Unfortunately for Medford, on inviting Polakoff to his office he failed to take into account how annoyed Polakoff was by the forty-five minute wait he had already endured, by the fact he was haunted by the late night drive back to the City, and that, to cap it all, he was now being told he had to go to the warden’s office just to get permission to see his ex-client for which he was being paid absolutely nothing. When he was invited to sit down in front of the warden’s desk, Polakoff refused and considered the mandatory invitation the last straw.
“Now look here, Childs! I been a lawyer a helluva lot longer than you been a prison warden, and I don’t give a damn about your excuses!”
“Mr Pole-acoff, I am truly apologetic about your dee-lay. However, we have polocies in place foo your protection.” Childs’ response reflected a demeanour which was as transparent as it was comical.

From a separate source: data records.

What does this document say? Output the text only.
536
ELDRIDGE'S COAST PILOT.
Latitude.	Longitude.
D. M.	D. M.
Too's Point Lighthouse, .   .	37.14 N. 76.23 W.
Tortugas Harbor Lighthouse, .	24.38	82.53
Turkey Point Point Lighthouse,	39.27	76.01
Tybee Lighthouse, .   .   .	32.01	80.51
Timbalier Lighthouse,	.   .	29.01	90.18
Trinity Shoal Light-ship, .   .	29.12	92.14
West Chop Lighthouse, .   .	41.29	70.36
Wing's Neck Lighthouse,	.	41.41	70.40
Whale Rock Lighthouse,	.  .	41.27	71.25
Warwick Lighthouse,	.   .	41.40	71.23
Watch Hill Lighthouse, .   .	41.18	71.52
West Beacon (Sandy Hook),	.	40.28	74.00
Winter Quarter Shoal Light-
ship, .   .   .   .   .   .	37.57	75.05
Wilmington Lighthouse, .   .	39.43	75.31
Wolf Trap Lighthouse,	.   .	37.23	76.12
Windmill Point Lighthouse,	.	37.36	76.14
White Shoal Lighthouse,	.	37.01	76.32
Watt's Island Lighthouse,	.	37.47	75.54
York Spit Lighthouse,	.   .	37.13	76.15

“Bullshit! Understand one thing, Childs. I and my guests are gonna get in to see Luciano, and we’re gonna do it tonight and we’re gonna do it without you getting our fingerprints! And you can take that to the bank, god-damn it!” Polakoff surprised himself with his own outburst and walked across the room to sit down. Then watched as warden Childs placed a phone call on his private line.
Lansky and Lanza were still in the waiting area and working on their second pack of smokes. The two were increasingly uncomfortable with spending so much time in a prison and although neither one wanted to say it, both toyed with the idea that it might be a set-up.

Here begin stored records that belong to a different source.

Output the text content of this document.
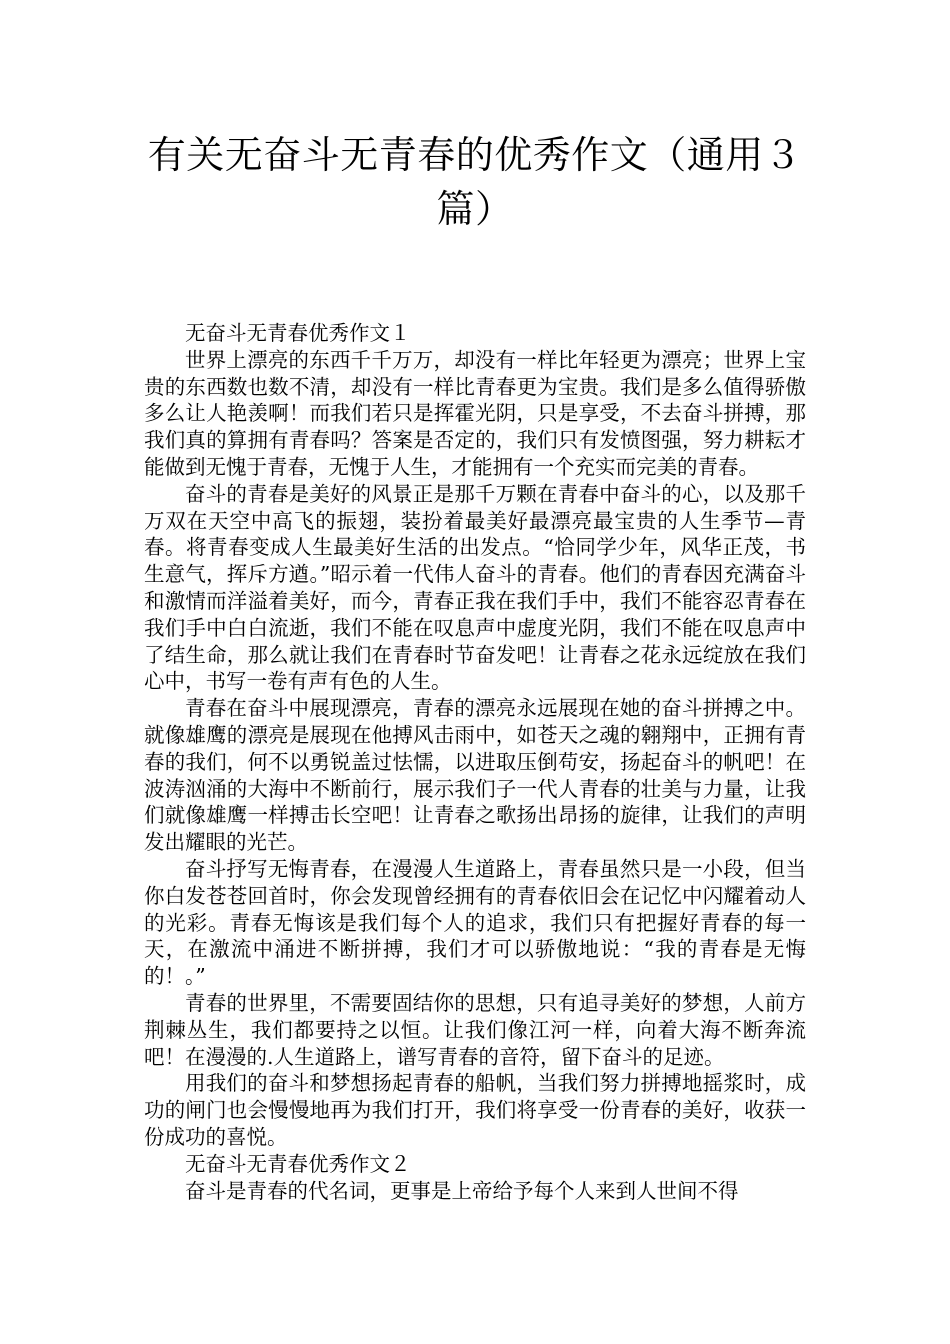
有关无奋斗无青春的优秀作文（通用３篇）

无奋斗无青春优秀作文１

世界上漂亮的东西千千万万，却没有一样比年轻更为漂亮；世界上宝贵的东西数也数不清，却没有一样比青春更为宝贵。我们是多么值得骄傲多么让人艳羡啊！而我们若只是挥霍光阴，只是享受，不去奋斗拼搏，那我们真的算拥有青春吗？答案是否定的，我们只有发愤图强，努力耕耘才能做到无愧于青春，无愧于人生，才能拥有一个充实而完美的青春。

奋斗的青春是美好的风景正是那千万颗在青春中奋斗的心，以及那千万双在天空中高飞的振翅，装扮着最美好最漂亮最宝贵的人生季节—青春。将青春变成人生最美好生活的出发点。“恰同学少年，风华正茂，书生意气，挥斥方遒。”昭示着一代伟人奋斗的青春。他们的青春因充满奋斗和激情而洋溢着美好，而今，青春正我在我们手中，我们不能容忍青春在我们手中白白流逝，我们不能在叹息声中虚度光阴，我们不能在叹息声中了结生命，那么就让我们在青春时节奋发吧！让青春之花永远绽放在我们心中，书写一卷有声有色的人生。

青春在奋斗中展现漂亮，青春的漂亮永远展现在她的奋斗拼搏之中。就像雄鹰的漂亮是展现在他搏风击雨中，如苍天之魂的翱翔中，正拥有青春的我们，何不以勇锐盖过怯懦，以进取压倒苟安，扬起奋斗的帆吧！在波涛汹涌的大海中不断前行，展示我们子一代人青春的壮美与力量，让我们就像雄鹰一样搏击长空吧！让青春之歌扬出昂扬的旋律，让我们的声明发出耀眼的光芒。

奋斗抒写无悔青春，在漫漫人生道路上，青春虽然只是一小段，但当你白发苍苍回首时，你会发现曾经拥有的青春依旧会在记忆中闪耀着动人的光彩。青春无悔该是我们每个人的追求，我们只有把握好青春的每一天，在激流中涌进不断拼搏，我们才可以骄傲地说：“我的青春是无悔的！。”

青春的世界里，不需要固结你的思想，只有追寻美好的梦想，人前方荆棘丛生，我们都要持之以恒。让我们像江河一样，向着大海不断奔流吧！在漫漫的.人生道路上，谱写青春的音符，留下奋斗的足迹。

用我们的奋斗和梦想扬起青春的船帆，当我们努力拼搏地摇浆时，成功的闸门也会慢慢地再为我们打开，我们将享受一份青春的美好，收获一份成功的喜悦。

无奋斗无青春优秀作文２

奋斗是青春的代名词，更事是上帝给予每个人来到人世间不得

Polakoff could not be sure of whom the call was to, but he listened attentively to the short conversation.
“Is he in your office now?” the voice on the other end of the line enquired.
“Yes sir, he is.” Polakoff knew instantly, it was Childs’ boss. The warden was talking to Commissioner Lyons.
Unknown to Polakoff, everything had been arranged. Or so Lyons led everyone to believe. Lyons calculated that if he were going to be strong-armed into playing this high stakes game of allowing high-profile criminals to visit the boss of the high-profile criminals, he had no intention of entering into it without a trump card. He wanted a name on which to hang blame when the day came. And Polakoff was as good as any.
“Tell him we’ll waive the fingerprints but not the register. Tell him he has to sign in and out, and he will be required to accompany all visitors from now on. And he takes full responsibility for their actions. Any other questions?”
“No, sir. I’ll make it all perfectly clear to him.”
Childs terminated his conversation with Lyons and proceeded to top off Polakoff’s evening by making “it” all perfectly clear. As he spoke in a regimented, bureaucratic tone, Polakoff resolved to make something perfectly clear to the New York City District Attorney when he returned downstate, in the morning.
Around half past eleven that evening they finally got to talk to Lucky, but there wasn’t much time before they had to leave, so a date was set for another visit in a few days.